I agree with you 110%. Kennedy would be re-elected comfortably (more of a Clinton in 1996 than a Reagan in 1984). I think maybe the race riots in the North and West would be coupled with protests for voting rights and fair housing (Open Housing Act wouldn't pass in TTL). As for Medicare/Medicaid, I think Kennedy might be able to get Medicaid through due to it being Republican in nature. Medicare might be a bridge too far.Kennedy wins decisively in 1964 against Goldwater, but not in a landslide. There are coattails down ticket for Kennedy but they aren't as strong as Johnson's. A weaker Civil Rights bill gets passed in early 1965 but Voting Rights doesn't happen as Kennedy spends all of his capitol on the Civil Rights Act. Food Stamps and a watered down versions of Medicare and/or Medicaid happen sometime before 1967 as well.

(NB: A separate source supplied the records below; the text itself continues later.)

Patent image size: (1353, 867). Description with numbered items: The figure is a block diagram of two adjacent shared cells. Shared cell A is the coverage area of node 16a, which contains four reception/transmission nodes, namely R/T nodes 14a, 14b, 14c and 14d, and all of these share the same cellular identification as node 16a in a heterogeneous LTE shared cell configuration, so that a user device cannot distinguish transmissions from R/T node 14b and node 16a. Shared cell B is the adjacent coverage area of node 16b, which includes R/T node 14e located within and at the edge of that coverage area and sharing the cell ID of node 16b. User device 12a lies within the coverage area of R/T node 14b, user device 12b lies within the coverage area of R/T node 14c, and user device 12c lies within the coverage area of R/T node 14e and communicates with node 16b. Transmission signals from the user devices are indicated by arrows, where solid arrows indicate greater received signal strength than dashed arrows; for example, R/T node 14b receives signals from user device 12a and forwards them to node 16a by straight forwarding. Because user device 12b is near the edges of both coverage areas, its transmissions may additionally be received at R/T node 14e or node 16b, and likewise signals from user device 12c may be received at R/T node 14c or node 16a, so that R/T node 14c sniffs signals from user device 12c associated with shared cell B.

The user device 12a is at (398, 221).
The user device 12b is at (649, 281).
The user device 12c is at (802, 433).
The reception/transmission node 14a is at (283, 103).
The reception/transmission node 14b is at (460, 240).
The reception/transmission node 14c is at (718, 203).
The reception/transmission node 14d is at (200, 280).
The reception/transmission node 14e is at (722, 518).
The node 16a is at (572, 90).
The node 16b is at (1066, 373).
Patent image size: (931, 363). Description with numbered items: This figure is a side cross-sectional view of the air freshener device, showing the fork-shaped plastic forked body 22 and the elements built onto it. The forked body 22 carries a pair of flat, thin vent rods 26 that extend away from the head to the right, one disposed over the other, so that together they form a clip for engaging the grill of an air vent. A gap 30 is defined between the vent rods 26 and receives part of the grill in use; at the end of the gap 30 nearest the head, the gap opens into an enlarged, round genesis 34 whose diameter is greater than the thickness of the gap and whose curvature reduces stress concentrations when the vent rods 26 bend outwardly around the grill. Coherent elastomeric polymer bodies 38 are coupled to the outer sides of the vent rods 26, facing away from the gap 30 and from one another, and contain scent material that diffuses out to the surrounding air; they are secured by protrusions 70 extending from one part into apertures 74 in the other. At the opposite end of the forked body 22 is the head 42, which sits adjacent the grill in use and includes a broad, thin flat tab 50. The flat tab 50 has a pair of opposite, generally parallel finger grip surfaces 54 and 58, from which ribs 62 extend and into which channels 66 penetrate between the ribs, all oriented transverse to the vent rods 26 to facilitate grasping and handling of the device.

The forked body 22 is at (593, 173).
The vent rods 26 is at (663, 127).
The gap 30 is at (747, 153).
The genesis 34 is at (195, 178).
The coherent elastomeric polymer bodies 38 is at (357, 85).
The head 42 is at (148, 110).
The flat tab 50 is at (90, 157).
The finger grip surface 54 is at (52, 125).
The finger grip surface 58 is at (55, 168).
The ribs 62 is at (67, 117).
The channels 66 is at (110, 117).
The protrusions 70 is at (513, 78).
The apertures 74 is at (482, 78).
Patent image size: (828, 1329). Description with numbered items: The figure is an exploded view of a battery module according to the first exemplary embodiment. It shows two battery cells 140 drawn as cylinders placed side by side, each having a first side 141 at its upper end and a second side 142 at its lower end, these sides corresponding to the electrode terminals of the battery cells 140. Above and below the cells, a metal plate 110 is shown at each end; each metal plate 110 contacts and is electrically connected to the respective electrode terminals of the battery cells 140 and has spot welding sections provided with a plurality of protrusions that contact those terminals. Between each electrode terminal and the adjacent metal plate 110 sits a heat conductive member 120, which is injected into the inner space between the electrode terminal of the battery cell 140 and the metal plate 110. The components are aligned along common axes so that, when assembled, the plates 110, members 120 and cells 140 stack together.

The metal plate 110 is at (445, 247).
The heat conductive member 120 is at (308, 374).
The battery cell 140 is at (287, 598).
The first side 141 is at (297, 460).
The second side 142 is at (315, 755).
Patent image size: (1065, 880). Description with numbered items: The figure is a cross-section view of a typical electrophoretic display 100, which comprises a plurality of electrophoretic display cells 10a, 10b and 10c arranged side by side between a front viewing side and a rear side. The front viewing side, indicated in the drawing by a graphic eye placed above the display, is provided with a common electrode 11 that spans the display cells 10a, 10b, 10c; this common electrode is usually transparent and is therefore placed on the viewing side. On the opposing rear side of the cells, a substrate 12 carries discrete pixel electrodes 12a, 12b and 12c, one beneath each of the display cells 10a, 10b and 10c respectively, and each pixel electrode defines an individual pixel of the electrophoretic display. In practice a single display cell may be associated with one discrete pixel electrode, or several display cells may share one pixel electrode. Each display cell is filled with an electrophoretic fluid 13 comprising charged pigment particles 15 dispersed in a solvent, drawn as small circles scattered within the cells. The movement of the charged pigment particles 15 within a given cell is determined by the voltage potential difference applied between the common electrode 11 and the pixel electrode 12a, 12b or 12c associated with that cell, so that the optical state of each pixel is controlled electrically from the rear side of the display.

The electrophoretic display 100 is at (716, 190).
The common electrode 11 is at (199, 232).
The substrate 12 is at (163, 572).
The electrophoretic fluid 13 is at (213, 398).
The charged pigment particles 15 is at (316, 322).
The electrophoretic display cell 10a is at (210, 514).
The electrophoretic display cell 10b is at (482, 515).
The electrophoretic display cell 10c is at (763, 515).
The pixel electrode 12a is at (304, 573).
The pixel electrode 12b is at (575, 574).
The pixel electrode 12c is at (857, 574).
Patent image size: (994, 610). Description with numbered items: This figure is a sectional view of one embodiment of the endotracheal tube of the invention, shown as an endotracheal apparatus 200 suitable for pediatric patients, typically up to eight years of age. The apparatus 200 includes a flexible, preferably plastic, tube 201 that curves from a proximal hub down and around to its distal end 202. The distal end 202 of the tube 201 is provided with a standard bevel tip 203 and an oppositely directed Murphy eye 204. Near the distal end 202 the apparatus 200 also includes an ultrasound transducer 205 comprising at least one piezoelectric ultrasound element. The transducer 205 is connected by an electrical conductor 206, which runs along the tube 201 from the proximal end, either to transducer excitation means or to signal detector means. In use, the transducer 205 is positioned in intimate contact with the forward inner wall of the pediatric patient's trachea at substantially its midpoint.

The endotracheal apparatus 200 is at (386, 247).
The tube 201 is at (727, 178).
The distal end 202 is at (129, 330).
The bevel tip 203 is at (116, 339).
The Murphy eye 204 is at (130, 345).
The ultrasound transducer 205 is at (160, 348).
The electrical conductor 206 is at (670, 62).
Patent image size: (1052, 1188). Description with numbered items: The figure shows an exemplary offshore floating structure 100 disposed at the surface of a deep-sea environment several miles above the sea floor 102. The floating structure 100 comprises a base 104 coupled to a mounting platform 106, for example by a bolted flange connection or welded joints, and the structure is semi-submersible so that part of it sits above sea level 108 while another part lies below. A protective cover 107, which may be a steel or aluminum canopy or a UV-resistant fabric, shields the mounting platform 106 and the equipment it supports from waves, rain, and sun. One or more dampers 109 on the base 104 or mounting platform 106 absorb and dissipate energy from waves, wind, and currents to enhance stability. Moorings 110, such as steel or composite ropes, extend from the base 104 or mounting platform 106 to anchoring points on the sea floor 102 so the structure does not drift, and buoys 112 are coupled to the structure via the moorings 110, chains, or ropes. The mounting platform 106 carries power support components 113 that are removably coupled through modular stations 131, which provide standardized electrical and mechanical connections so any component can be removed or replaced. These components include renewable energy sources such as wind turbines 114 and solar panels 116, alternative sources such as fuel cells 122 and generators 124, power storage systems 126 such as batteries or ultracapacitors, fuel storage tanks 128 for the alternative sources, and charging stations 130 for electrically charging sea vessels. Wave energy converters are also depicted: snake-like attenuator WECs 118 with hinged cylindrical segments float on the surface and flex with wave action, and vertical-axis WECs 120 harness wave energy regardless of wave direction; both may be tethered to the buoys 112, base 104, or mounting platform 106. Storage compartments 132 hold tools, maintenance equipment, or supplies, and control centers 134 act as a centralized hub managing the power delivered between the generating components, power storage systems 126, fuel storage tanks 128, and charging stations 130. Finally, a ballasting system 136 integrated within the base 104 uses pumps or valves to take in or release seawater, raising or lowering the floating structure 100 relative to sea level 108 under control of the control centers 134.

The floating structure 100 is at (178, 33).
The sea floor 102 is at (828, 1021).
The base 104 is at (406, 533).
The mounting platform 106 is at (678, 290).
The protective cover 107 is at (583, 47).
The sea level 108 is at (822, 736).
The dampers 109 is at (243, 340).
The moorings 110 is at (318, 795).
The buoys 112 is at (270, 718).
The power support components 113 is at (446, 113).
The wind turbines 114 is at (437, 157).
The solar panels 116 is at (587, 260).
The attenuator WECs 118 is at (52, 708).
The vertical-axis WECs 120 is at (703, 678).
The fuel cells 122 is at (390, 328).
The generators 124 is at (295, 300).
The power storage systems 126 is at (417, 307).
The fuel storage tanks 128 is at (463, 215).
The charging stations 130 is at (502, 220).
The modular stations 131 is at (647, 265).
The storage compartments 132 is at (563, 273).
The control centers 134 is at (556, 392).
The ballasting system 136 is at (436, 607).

This I also agree with 110%. George Wallace would probably still run as in independent. As for the Democrats, I think it would be LBJ simply for lack of anyone else (Humphrey wouldn't be VP, RFK wouldn't run so shortly after a JFK presidency). If the Republican nominee is Romney, Johnson might win. If it's Nixon, then yeah, I'd chalk it to the Republicans.Due to this and a Civil Rights Act in TTL not going far enough as well as backlash to Civil Rights from white dixicrats and conservatives, there is still going social unrest and this to hurts the Democrats.
With weaker Kennedy coatails in 1964, the 66 midterms see the Democratic majorities get really slim, rendering Kennedy a lame duck through 67 and 68, and speaking of 68, the race is LBJ vs. Nixon or Romney, with a possible third party run from Wallace as in OTL. I think the GOP wins the election narrowly and win 1972 decisively. The senate could plausibly flip in 1970 (dems riding coattails in 1964 are still gonna be up that year) only to lose it by 1974. The House stays in Democratic hands until at least 1978 and that's only if a Democrat is still elected President in 1976, though it's more likely that the GOP wins that back later on like OTL (though probably earlier than 1994 IMHO)
I do not think Kennedy was set on an exact plan for dealing with Vietnam as a subject when he died. I do, however, fully believe his dealing with Vietnam would have reflected how he dealt with previous flashpoints across the world in his presidency. And that is with diplomacy and realpolitik. Factors I'll give you: There was a proposal to neutralize Vietnam as had been done with Laos. There was also a separate proposal to neutralize Cuba. Castro had been discussing rapprochment with the United States through back channels, because for his part he was a bit agitated with the Soviets. And for their part, the Soviets were a bit agitated with Castro. And Kennedy for his part is annoyed with the South Vietnamese government. The Post-Diem situation would not alter that, given what that government became anyway. It is easy to see a scenario where Vietnam and Cuba are neutralized in a sort of exchange of one neutralization for the other, with Cuba reestablishing diplomatic relations with the United States. All against a backdrop of another goal of Kennedy's, which was detente and thawing relations with the USSR (which we later saw in the 1970s).